Record-Level Security (Dimensions and Filters)
Granting a user list view access to sales invoices answers the question "can they browse invoices?" This page answers the follow-up: which invoices specifically? Nama narrows record visibility through four independent mechanisms that sit on top of permission checks:
- Dimensions — the organizational scope system
- Creator-only record restrictions — "only what I created"
- Extra Filters — per-type row filters
- Record Capabilities — tagging specific records with a required capability
Dimensions
Almost every record in Nama carries five organizational dimensions:
| Dimension | English |
|---|---|
| الشركة | Legal Entity |
| الفرع | Branch |
| الإدارة | Department |
| القطاع | Sector |
| المجموعة التحليلية | Analysis Set |
Each dimension on a record either holds a specific value or is left as PUBLIC. A PUBLIC dimension means "no restriction on this axis."
Users carry the same five dimensions twice, each copy serving a different purpose:
- The user record's own dimensions (in the screen header, like any master file) define the maximum scope the user can ever be restricted to.
- Login Context dimensions in the user settings define what the user is acting as right now: which Legal Entity, Branch, etc. their current session belongs to.
When a user creates a document, the system automatically stamps it with the session's login context dimensions. When browsing or searching, records are filtered: a record appears when every one of its dimensions is either PUBLIC or compatible with the user's session dimensions. Master files the system considers "global" are exempt from dimension filtering.
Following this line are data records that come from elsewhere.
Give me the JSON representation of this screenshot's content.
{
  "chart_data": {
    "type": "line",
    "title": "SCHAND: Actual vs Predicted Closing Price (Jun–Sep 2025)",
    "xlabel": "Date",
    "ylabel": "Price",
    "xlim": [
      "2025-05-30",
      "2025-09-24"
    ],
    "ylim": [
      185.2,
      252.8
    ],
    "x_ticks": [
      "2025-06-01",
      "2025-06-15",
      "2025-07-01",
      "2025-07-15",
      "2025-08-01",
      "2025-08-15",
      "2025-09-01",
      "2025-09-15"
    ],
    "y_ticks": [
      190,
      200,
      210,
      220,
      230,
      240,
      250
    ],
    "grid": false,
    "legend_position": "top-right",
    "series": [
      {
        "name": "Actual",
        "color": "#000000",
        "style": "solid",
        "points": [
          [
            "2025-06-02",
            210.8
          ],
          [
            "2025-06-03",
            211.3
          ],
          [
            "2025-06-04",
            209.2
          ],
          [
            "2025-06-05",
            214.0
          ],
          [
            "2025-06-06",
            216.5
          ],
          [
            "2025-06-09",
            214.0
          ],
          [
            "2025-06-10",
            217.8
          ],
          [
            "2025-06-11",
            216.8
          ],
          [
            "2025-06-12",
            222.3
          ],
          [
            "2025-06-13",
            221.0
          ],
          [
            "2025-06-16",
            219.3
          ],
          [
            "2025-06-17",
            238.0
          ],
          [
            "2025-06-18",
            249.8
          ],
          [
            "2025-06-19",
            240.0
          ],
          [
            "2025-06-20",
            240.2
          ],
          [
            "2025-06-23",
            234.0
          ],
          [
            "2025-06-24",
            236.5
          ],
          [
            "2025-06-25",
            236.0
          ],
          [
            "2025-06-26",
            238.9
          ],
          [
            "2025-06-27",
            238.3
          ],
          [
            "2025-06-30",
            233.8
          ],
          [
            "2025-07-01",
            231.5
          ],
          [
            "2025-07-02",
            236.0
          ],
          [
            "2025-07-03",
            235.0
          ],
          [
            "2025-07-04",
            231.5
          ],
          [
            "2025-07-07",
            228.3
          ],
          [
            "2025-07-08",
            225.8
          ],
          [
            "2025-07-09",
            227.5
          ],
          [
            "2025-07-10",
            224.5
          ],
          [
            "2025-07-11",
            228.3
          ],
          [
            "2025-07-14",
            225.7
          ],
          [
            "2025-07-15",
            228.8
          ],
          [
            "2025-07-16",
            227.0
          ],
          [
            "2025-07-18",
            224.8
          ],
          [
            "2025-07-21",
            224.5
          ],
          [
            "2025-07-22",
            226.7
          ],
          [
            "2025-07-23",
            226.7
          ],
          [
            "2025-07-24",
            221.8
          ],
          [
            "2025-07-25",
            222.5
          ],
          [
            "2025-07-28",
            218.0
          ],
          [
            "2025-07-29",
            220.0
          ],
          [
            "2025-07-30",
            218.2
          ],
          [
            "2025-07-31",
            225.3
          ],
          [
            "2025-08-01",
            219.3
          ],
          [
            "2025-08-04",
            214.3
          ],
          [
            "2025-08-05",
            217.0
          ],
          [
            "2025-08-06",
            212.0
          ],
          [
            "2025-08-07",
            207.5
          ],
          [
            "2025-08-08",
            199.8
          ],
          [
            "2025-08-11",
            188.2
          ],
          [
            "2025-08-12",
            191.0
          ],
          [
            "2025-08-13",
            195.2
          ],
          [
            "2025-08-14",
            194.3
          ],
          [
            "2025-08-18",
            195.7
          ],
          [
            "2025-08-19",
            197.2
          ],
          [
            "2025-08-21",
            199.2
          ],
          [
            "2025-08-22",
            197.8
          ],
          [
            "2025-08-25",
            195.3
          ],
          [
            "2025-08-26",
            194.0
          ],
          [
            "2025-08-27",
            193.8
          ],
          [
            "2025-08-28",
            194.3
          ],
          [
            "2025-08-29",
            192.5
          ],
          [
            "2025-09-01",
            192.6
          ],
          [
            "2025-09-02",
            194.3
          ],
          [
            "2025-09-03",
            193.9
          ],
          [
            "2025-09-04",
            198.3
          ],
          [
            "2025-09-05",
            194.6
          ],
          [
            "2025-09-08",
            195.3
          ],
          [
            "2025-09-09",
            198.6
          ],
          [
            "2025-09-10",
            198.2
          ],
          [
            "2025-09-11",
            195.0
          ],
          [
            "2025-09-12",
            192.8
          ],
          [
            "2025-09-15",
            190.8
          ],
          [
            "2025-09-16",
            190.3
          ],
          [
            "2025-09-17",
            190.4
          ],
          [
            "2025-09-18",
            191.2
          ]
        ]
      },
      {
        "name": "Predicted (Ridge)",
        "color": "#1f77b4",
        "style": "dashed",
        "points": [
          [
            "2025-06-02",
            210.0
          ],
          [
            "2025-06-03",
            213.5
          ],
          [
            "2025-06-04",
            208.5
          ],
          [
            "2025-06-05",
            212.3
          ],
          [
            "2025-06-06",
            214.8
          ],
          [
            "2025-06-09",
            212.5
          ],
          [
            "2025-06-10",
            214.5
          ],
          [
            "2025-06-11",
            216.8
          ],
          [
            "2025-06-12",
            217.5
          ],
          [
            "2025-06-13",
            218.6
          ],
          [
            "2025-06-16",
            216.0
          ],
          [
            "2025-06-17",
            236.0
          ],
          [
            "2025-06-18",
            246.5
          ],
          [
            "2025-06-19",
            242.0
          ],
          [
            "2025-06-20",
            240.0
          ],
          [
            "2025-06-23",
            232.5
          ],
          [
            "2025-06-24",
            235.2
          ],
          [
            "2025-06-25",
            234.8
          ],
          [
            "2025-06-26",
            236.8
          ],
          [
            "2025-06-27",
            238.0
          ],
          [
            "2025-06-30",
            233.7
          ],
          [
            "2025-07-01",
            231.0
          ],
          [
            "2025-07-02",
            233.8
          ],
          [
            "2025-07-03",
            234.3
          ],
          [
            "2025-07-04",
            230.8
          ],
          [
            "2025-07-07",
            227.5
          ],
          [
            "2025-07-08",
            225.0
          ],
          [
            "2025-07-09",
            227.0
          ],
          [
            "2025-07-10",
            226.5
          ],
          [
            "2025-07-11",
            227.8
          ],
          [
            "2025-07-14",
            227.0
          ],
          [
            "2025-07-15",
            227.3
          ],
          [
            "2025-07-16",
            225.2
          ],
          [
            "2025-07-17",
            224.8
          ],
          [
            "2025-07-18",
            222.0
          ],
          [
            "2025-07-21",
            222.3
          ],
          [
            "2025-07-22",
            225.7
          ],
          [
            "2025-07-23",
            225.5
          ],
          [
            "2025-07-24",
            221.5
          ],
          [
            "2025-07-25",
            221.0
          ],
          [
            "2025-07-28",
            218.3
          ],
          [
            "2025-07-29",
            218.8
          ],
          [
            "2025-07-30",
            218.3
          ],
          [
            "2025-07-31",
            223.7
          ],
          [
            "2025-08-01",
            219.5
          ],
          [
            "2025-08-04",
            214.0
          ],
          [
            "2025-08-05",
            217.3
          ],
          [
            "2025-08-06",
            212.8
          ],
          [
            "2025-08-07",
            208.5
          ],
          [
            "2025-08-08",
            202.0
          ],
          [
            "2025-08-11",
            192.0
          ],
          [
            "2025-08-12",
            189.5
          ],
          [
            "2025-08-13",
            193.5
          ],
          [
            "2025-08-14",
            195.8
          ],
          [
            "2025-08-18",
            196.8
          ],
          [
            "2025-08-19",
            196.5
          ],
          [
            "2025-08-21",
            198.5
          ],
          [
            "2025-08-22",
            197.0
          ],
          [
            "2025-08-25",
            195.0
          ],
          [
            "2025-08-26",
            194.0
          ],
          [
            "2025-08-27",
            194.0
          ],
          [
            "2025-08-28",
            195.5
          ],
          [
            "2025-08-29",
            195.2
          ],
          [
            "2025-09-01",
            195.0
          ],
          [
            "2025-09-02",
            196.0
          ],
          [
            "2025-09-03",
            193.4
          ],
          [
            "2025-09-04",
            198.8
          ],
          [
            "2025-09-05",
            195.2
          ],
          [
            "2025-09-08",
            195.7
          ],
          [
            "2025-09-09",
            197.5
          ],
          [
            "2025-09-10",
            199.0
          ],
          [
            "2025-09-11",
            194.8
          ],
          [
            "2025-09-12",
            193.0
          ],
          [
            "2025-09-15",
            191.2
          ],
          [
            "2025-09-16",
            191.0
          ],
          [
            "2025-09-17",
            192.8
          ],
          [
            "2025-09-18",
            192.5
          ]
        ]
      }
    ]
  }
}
Login Context and the Alternate Login Context Table
Inside the user screen you will find:
- Login Context — the default set of five dimensions the session starts with.
- Login Context Table — complete alternative sets the user can switch between at login (for example, an accountant who serves two branches).
- Prevent Modify Context — when enabled the user cannot choose freely at login; they are restricted to the header dimensions or one of the table rows. The system then requires every set to be fully filled in, and every value must fall within the user record's own dimensions.
- When not enabled, the login context works as a default only, and the user can adjust their session dimensions after login (within their record's dimensions).
Start restrictions at the user record
Setting the user record's dimensions (for example Branch = Jeddah) is the strongest fence: all login contexts — and therefore everything the user creates and sees — must fall within them. Leaving the user dimensions public and relying solely on the login context gives more flexibility, at the cost of letting the user switch their own context.
Creator-Only Record Restrictions
Three flags on the basic permission row (at the profile or user level — see Security Profiles) tie a permission to the record's creator:
- View Only Created Records — the user's lists, searches, and screens only show records they themselves created.
- Edit Only Created Records — other users' records open read-only.
- Delete Only Created Records — a matching flag for deletion; a separate flag covers drafts only.
Two user-level settings redefine the concept of "creator" itself:
- Treat-as users in first author: a table in the user permissions page listing other users whose records are treated as if this user created them — ideal for a supervisor who must see their whole team's documents under a View Only Created Records policy.
- Do not use as first author: this user is never recorded as the first author of documents (useful for shared service accounts).
One escape hatch: Allow viewing other users' records in search makes other users' records appear in reference-search results even when the user cannot browse them — a collections clerk who only sees their own receipts can still pick any customer on a new receipt.
Extra Filters
Extra Filters are per-type row filters, defined on the Extra Filters page of the security profile or user (user rows take precedence over profile rows for the same type).

Each row targets a type or type list, then defines the filter in one of two ways:
1. The field that must match the Related Entity
The simplest and most common form. The user record holds a Related Entity reference — typically the employee, but it could be a customer, supplier, sales rep, or anything else. Enter a field ID here, and only records where that field equals the user's Related Entity will appear.
Example: on a sales invoice row, set the field to salesMan. A user whose Related Entity is sales rep Ahmed will now only see invoices where the sales rep field is Ahmed.
2. Dynamic Tempo Criteria
When matching a single field is not enough, write a criteria expression in the Dynamic Tempo Criteria column. The expression supports Tempo template syntax, so it can reference the current user's data and combine multiple conditions. Use it for rules like "only invoices for customers whose collector is the current user's employee" or a view restricted to specific time periods.
Filters are applied everywhere
Extra Filters are added to lists, searches, and reports built on the type — and they are re-checked when a record is opened directly (via a link, for example), so the user cannot bypass them by guessing a record code or URL.
Record Capabilities (Changing Capability at the Record Level)
Sometimes sensitivity lives in a specific record, not the whole type: one particular contract, or a handful of confidential journal entries. For this, individual records can be tagged with a Capability Type record that gates read/edit access:
- Define a Capability Type record — see Security Profiles.
- Grant the Can Change Capability permission on the basic permission row to those who may tag records.
- Those users apply the Change Capability action on a record to link it to the capability.
- From that point on, only users who hold that capability (through their dedicated permission rows) can see or edit the tagged record; untagged records remain visible to everyone with normal permissions.
Global settings provide switches to skip record capability checks in list views where the overhead is undesirable.
Records Blocked from Use
Master files can be flagged as blocked from use (discontinued item, banned customer, etc.). Permissions control how each role experiences those records:
- On the basic permission row: Display Blocked Records — Display, Hide, or Same As Config.
- In the security profile / user header: allow using blocked records in entry and/or editing, show them in search, and show or hide them in list views.
This separation lets a purchasing manager still view a blocked supplier's history while data-entry operators cannot put that supplier on a new purchase order.